Bruno Caillard s’étonne de l’obligation d’obtenir une garantie décennale pour un logement qu’on a soi-même construit. L’assurance dommage-ouvrage, la mieux adaptée à la démarche de l’auto constructeur, est quant à elle refusée par 90% des assureurs [1]. En revanche, il apprécierait que soit rendue obligatoire l’étude de sol, que Marine et Laurent ne regrettent pas, puisqu’elle a modifié le dessin des fondations.

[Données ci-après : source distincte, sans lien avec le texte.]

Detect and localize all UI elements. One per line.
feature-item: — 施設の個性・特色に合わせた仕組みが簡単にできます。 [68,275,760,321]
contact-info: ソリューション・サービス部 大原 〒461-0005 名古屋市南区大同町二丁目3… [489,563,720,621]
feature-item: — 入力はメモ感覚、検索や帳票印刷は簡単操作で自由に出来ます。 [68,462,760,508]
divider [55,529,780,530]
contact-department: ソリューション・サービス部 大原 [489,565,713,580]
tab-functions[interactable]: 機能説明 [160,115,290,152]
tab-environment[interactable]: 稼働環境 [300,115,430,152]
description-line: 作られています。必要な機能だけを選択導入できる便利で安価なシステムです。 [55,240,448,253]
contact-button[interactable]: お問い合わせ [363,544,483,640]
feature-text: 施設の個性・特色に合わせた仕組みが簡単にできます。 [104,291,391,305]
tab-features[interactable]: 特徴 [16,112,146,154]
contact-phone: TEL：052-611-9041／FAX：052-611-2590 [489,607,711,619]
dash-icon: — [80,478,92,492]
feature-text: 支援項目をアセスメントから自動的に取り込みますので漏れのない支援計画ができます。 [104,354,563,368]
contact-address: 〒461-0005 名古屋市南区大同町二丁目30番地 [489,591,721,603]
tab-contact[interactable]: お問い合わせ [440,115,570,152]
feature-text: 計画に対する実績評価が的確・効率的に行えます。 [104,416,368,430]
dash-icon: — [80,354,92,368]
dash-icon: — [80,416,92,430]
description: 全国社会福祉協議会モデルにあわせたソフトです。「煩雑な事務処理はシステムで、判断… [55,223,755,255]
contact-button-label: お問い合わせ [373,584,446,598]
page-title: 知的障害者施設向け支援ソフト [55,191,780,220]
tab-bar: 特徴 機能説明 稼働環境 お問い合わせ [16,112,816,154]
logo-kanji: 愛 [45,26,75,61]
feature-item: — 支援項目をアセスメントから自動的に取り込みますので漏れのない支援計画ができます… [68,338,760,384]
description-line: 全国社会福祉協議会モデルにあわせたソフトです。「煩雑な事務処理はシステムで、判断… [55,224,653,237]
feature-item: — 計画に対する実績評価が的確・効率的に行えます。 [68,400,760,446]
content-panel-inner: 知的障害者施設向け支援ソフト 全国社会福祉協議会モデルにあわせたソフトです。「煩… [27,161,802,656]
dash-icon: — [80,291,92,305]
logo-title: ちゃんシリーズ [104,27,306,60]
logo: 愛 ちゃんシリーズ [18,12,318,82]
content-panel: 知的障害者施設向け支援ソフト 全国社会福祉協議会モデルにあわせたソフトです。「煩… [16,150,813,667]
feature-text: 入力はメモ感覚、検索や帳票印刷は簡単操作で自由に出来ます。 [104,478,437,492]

Une proposition de loi sur l’habitat groupé du 21 octobre 2009 rend compte du retard juridique concernant le logement, et souhaite dans son titre III adopter des dispositions relatives à la reconnaissance du statut de l’habitat mobile, diversifié et écologique. Julien Beller côtoie dans son travail des populations dont l’habitat n’est pas légalement reconnu :
Un problème en France c’est la reconnaissance de l’habitat. Ici les gens ont besoin pour avoir des prestations sociales, la sécu, un téléphone portable, ils ont besoin d’une adresse, d’un habitat pour avoir un compte en banque. Ça c’est une difficulté pour l’autoconstruction pour ces populations, qu’elles soient Roms, précaires, en périphérie des grandes villes, ou qu’elles soient néo-bab, à habiter dans le Larzac, cette reconnaissance de l’habitat pose de vrais problèmes. J’ai pas mal bossé avec les gens du voyage qui vivent en caravane, la caravane n’est pas reconnue comme un logement, du coup tu n’as pas d’allocations logement, tu as toutes les difficultés. C’est un problème légal actuel, mais qui est vraiment important et qui freine l’autoconstruction. Il y a pas mal de gens, je reprends l’exemple de la yourte, parce que c’est un peu constant qu’il y a des gens qui aimeraient habiter en yourte, et pourtant il y en a plein qui ne le font pas, parce que c’est pas considéré comme de l’habitat, ça n’est pas faisable en dehors de l’autoconstruction.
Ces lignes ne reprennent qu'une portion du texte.